Abstract

Incubation of human peripheral blood lymphocytes with bone marrow cells resulted in significant inhibition of colony formation by committed myeloid and erythroid cells. Using positively selected homogeneous natural killer (NK) cell preparations and lymphocyte subpopulations depleted of or enriched for NK cells, we definitively characterize as NK cells the cells in normal peripheral blood that are responsible for inhibition of bone marrow colony growth. The inhibitory effect of NK cells on hematopoiesis can be mediated by a soluble factor that is produced only by NK cells upon culture with HLA-DR+ hematopoietic cells and with NK-sensitive cell lines. Both NK cells and the NK-produced, colony-inhibiting activity (NK-CIA) are suppressive for allogeneic and autologous bone marrow CFU-GEMM (colony-forming units, granulocyte, erythroid, monocyte, megakaryocyte), CFU-E (CFU, erythroid), and early CFU-GM (CFU, granulocyte, monocyte), but not for either BFU-E (burst-forming units, erythroid) or late CFU-GM. [3H]Thymidine incorporation was inhibited by NK-CIA-containing supernatants in HLA-DR+ but not HLA-DR- bone marrow cell populations stimulated to proliferative by colony-stimulating factor (CSF).
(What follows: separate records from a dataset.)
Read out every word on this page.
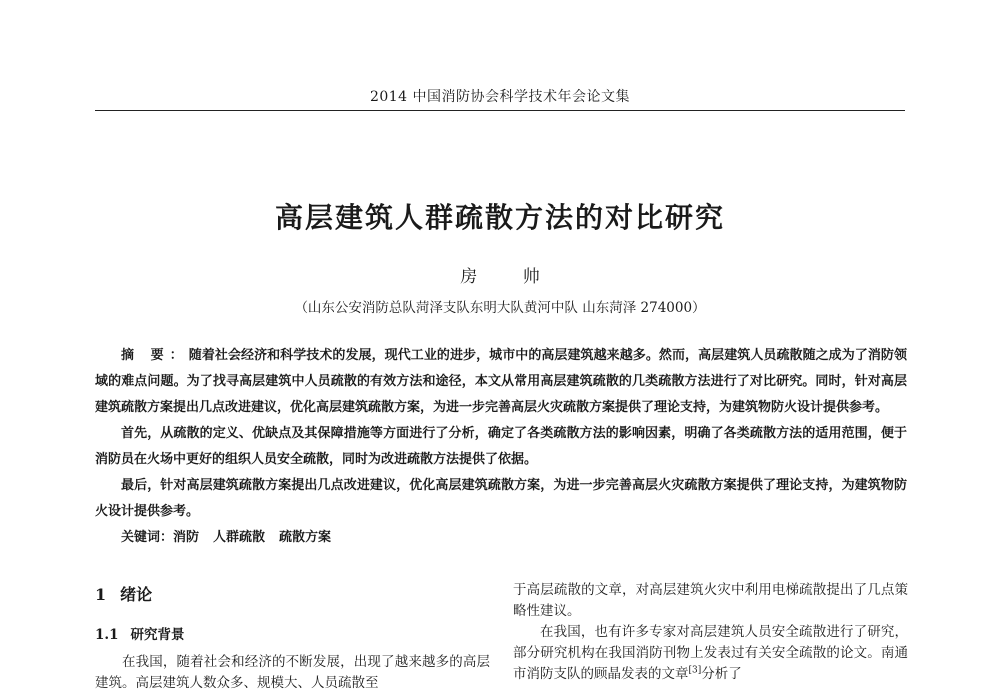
2014 中国消防协会科学技术年会论文集
高层建筑人群疏散方法的对比研究
房 帅
（山东公安消防总队菏泽支队东明大队黄河中队 山东菏泽 274000）

摘 要：随着社会经济和科学技术的发展，现代工业的进步，城市中的高层建筑越来越多。然而，高层建筑人员疏散随之成为了消防领域的难点问题。为了找寻高层建筑中人员疏散的有效方法和途径，本文从常用高层建筑疏散的几类疏散方法进行了对比研究。同时，针对高层建筑疏散方案提出几点改进建议，优化高层建筑疏散方案，为进一步完善高层火灾疏散方案提供了理论支持，为建筑物防火设计提供参考。

首先，从疏散的定义、优缺点及其保障措施等方面进行了分析，确定了各类疏散方法的影响因素，明确了各类疏散方法的适用范围，便于消防员在火场中更好的组织人员安全疏散，同时为改进疏散方法提供了依据。

最后，针对高层建筑疏散方案提出几点改进建议，优化高层建筑疏散方案，为进一步完善高层火灾疏散方案提供了理论支持，为建筑物防火设计提供参考。

关键词：消防 人群疏散 疏散方案

1 绪论
1.1 研究背景

在我国，随着社会和经济的不断发展，出现了越来越多的高层建筑。高层建筑人数众多、规模大、人员疏散至

于高层疏散的文章，对高层建筑火灾中利用电梯疏散提出了几点策略性建议。

在我国，也有许多专家对高层建筑人员安全疏散进行了研究，部分研究机构在我国消防刊物上发表过有关安全疏散的论文。南通市消防支队的顾晶发表的文章[3]分析了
These data suggest that the NK cell-mediated inhibitory effect on proliferation and differentiation of hematopoietic precursor cells is mediated in part or completely by the secreted NK-CIA. The concentration of NK-CIA reached in the supernatant of the mixture of NK cell-containing lymphocyte populations with bone marrow cells is sufficient to account for the inhibitory effect mediated by NK cells. Our data support the hypothesis that human NK cells play a major role in the control of hematopoiesis, down-regulating it under conditions in which the NK cells are functionally activated.